Understanding Today’s China
-
Week 1
October 8, 2021
1:00 pm - 3:00 pm -
Week 2
October 15, 2021
1:00 pm - 3:00 pm -
Week 3
October 22, 2021
1:00 pm - 3:00 pm
Instructor: Elliott Berry
Fridays, 1 –3 PM | October 8 – 22
Today China is increasingly viewed in the US and other parts of the western world as an emerging superpower that threatens the peace and stability of Asia and the current world order. In order to make an assessment of where China is headed, it may be helpful to examine where it is coming from and how the Chinese view themselves. In the first session we look at China at the apex of its imperial power, the collapse of the Qing Empire beginning with the First Opium War, China’s subjugation by western imperial powers, the social and political ferment of the first two decades of the 20th century, and the early stirrings of the communist movement.
In the second session we examine the surprising course of the Communist Revolution starting with its precarious early years to the establishment of the People’s Republic of China in 1949. We also take a close look at the turbulent Maoist era, focusing on the disastrous Great Leap Forward, and the Cultural Revolution.
In the final session we examine the “reform and opening up” policy initiated by Deng Xiaoping that ushered in what is, by most measures, the most dramatic period of economic growth that any nation in world history has achieved. We end by looking at how China’s current leader, Xi Jinping, has steered a different course from his recent predecessors, one that may be more consistent with China’s imperial past. Hopefully this brief history can assist us in trying to assess China’s ambitions, challenges and fears in coming decades.

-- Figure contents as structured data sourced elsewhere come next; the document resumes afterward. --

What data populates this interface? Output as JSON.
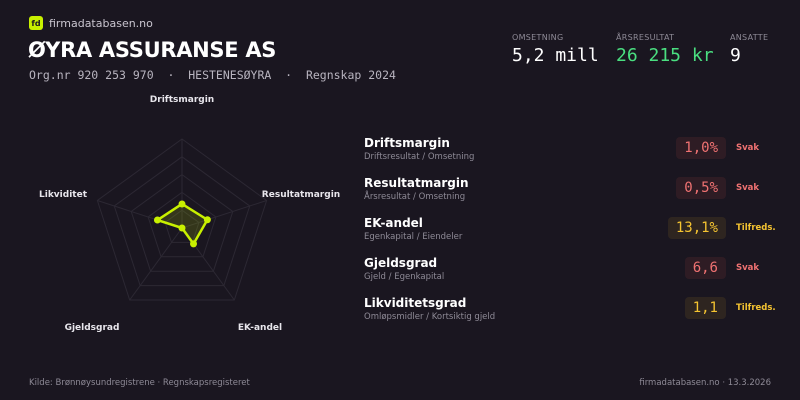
{
  "brand": {
    "logo": "fd",
    "site": "firmadatabasen.no"
  },
  "company": {
    "name": "ØYRA ASSURANSE AS",
    "subtitle": "Org.nr 920 253 970  ·  HESTENESØYRA  ·  Regnskap 2024"
  },
  "kpis": [
    {
      "label": "OMSETNING",
      "value": "5,2 mill",
      "color": "#ffffff"
    },
    {
      "label": "ÅRSRESULTAT",
      "value": "26 215 kr",
      "color": "#4ade80"
    },
    {
      "label": "ANSATTE",
      "value": "9",
      "color": "#ffffff"
    }
  ],
  "chart_data": {
    "type": "radar",
    "axes": [
      "Driftsmargin",
      "Resultatmargin",
      "EK-andel",
      "Gjeldsgrad",
      "Likviditet"
    ],
    "values": [
      0.27,
      0.3,
      0.22,
      0.0,
      0.29
    ],
    "range": [
      0,
      1
    ],
    "rings": 5,
    "color": "#c8f000"
  },
  "ratios": [
    {
      "name": "Driftsmargin",
      "formula": "Driftsresultat / Omsetning",
      "value": "1,0%",
      "status": "Svak",
      "color": "#f07272",
      "bg": "#2e1c24"
    },
    {
      "name": "Resultatmargin",
      "formula": "Årsresultat / Omsetning",
      "value": "0,5%",
      "status": "Svak",
      "color": "#f07272",
      "bg": "#2e1c24"
    },
    {
      "name": "EK-andel",
      "formula": "Egenkapital / Eiendeler",
      "value": "13,1%",
      "status": "Tilfreds.",
      "color": "#f5c431",
      "bg": "#2e2520"
    },
    {
      "name": "Gjeldsgrad",
      "formula": "Gjeld / Egenkapital",
      "value": "6,6",
      "status": "Svak",
      "color": "#f07272",
      "bg": "#2e1c24"
    },
    {
      "name": "Likviditetsgrad",
      "formula": "Omløpsmidler / Kortsiktig gjeld",
      "value": "1,1",
      "status": "Tilfreds.",
      "color": "#f5c431",
      "bg": "#2e2520"
    }
  ],
  "footer": {
    "source": "Kilde: Brønnøysundregistrene · Regnskapsregisteret",
    "right": "firmadatabasen.no · 13.3.2026"
  }
}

Elliott Berry graduated from the University of Michigan in 1971 with a B.A. in Far Eastern Studies (concentrating on China). From 2006-2009 he taught during the fall semesters at the Law School of the Central University of Finance and Economics in Beijing. He first visited China (Taiwan and Hong Kong) in 1970 and Mainland China in 1977. Since 2004 he has visited China 10 times, and has traveled extensively throughout the country. He has a “degree of fluency” in Mandarin Chinese. Elliott has been a lawyer at NH Legal Assistance since moving to New Hampshire in 1975.